A autora descortina casos em que, numa mesma residência, os cônjuges tinham, cada um, seus próprios escravos, administrando e disciplinando segundo seus próprios critérios e, quando o marido intervinha nos métodos de gerenciamento da esposa, surgiam conflitos, segundo o testemunho de ex-escravizados. A historiadora argumenta que a contestação à autoridade do marido se fundamentava na sua condição de proprietária de escravos, pois elas não estavam dispostas a perder o controle sobre as pessoas que as serviam desde a infância. Algumas mulheres chegaram a levar seus casos aos tribunais quando maridos ou outros indivíduos intervinham em seus direitos de propriedade. Nesse ponto, Jones-Rogers afirma que, no século XIX, a doutrina da cobertura era uma “ficção legal”, o que era reconhecido, inclusive, por legisladores e membros dos tribunais. Apesar disso, pondera que algumas esposas no Sul escravista tiveram sua vida marcada pela doutrina legal da cobertura. Em todo o período tratado, mulheres casadas ratificavam seus direitos de controle sobre a propriedade escrava e iam à Justiça quando eles estavam ameaçados, desafiando inclusive os próprios maridos. Jones-Rogers interpreta essa questão como evidência de que a concepção hierárquica de gênero muitas vezes não se verificava na prática social.
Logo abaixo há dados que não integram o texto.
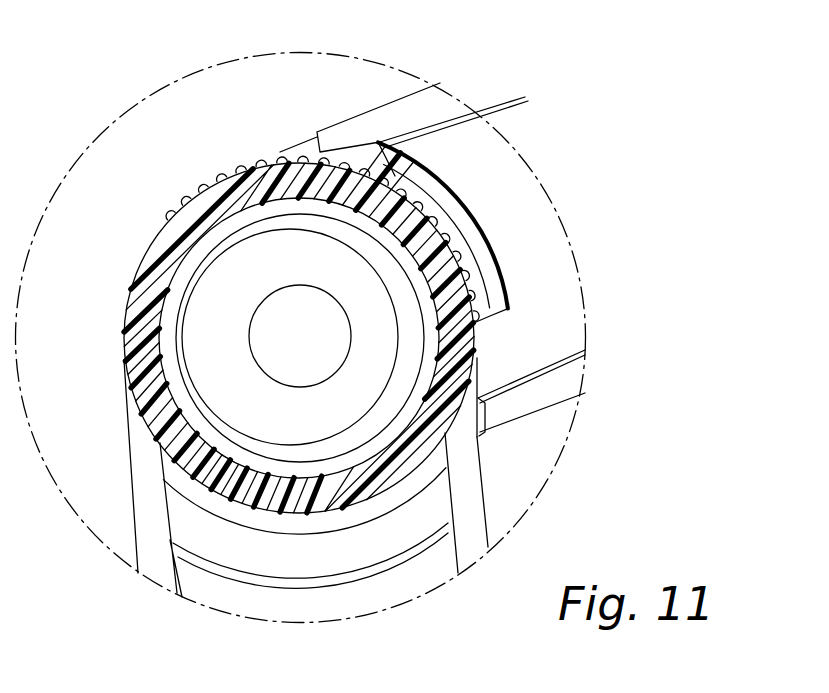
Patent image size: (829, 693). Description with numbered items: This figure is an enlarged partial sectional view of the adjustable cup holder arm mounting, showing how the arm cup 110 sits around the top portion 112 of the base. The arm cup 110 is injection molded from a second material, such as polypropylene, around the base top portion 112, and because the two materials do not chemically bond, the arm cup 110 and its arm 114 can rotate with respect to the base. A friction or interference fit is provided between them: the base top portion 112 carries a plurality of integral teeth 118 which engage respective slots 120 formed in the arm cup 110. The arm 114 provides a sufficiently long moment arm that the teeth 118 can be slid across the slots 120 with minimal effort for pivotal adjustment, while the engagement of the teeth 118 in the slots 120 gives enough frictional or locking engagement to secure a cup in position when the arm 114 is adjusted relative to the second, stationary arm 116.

The arm cup 110 is at (452, 190).
The top portion of the base 112 is at (478, 360).
The arm 114 is at (548, 390).
The second, stationary arm 116 is at (473, 512).
The teeth 118 is at (505, 313).
The slots 120 is at (497, 298).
No terceiro capítulo, a análise centra-se no estilo de gerenciamento das proprietárias. Ex-escravizados afirmaram que as senhoras eram administradoras eficazes e disciplinadoras, descrevendo seu comportamento com os mesmos termos empregados para os senhores. Umas recorriam à brutalidade, outras não, e, raramente, tratavam seus cativos de modo maternal. A historiadora sustenta que a não utilização da violência não deve ser confundida com fraqueza ou benevolência, nem com um desconforto feminino em praticar a crueldade; era, na realidade, estratégia diferenciada de gerenciamento. Essas mulheres brancas assumiam a posição de poder e desafiavam quem tentasse limitar ou se opor a elas, deixando claro que a prerrogativa de administração e punição de seus escravos era exclusiva delas, desautorizando maridos ou feitores de praticarem ações disciplinadoras não autorizadas por elas.
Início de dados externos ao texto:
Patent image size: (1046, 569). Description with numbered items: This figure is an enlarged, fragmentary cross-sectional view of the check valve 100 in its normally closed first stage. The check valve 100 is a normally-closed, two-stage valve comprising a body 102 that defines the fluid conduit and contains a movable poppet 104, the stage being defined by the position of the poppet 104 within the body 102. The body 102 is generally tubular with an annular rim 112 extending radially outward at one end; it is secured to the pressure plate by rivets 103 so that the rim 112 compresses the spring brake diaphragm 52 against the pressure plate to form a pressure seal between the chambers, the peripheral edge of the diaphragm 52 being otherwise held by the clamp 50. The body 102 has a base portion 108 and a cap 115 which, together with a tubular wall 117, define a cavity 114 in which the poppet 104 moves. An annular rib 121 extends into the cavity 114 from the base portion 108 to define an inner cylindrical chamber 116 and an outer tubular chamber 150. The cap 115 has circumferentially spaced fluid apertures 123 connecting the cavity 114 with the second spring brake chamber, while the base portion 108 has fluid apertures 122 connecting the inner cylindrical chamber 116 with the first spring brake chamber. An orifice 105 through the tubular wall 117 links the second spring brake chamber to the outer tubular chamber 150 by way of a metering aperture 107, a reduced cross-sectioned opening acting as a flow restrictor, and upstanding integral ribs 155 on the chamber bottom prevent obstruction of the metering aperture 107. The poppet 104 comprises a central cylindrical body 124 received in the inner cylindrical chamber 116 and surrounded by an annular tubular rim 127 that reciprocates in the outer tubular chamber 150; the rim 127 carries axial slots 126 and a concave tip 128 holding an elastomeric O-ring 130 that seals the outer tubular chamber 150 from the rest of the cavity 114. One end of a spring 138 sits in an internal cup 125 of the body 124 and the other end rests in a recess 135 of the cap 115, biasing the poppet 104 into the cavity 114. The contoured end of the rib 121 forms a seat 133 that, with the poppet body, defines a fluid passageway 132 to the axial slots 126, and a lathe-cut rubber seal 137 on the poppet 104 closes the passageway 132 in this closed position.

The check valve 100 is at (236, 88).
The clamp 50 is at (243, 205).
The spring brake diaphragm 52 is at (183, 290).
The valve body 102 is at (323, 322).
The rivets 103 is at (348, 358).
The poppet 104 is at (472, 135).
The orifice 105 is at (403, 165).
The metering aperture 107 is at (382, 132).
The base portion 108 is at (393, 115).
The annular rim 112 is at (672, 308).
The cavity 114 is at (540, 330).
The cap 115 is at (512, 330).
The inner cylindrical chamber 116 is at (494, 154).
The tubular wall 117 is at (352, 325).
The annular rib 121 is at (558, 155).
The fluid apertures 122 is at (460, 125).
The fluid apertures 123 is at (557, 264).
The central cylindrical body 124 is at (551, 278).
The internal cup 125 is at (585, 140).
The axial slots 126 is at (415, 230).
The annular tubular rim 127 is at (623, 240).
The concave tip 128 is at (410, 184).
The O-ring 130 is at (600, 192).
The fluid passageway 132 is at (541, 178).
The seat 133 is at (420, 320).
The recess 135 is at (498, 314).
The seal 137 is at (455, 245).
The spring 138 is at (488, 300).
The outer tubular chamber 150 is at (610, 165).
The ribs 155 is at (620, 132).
Jones-Rogers argumenta que a hipervigilância necessária ao sistema escravista impunha que todos os brancos tivessem poder potencial sobre a pessoa escravizada. Aquelas mulheres tiveram que lançar mão de estratégias para manter a ordem, não em consequência de seu gênero, mas da resistência da população escravizada que desafiava os proprietários de um modo geral. Quando empregavam violência exacerbada, poderiam parar nos tribunais, recorrentemente saindo impunes, já que as leis sulistas permitiam tanto a eles quanto a elas tal comportamento.

O modo como o mercado de escravos adentrou as casas-grandes e de que maneira foi acessado pelas proprietárias é o tema do capítulo 4. Transações de compra e venda de escravos poderiam se dar nas propriedades e ser protagonizadas por mulheres. Estas conversavam com amigos e familiares sobre suas necessidades e eles estabeleciam os contatos iniciais. Jones-Rogers esclarece que não era necessário que as senhoras fossem elas mesmas aos mercados e leilões de escravos para efetuarem seus negócios. Comerciantes itinerantes, não raro, dormiam ou descansavam nas propriedades sulistas, e lá realizavam transações com homens e mulheres. Proprietárias de escravos podiam, portanto, de várias maneiras, comprar e vender mão de obra escravizada sem precisar sair de casa. A opção por realizar as operações mercantis dentro de casa, todavia, não significa que as mulheres tivessem aversão ao mercado formal.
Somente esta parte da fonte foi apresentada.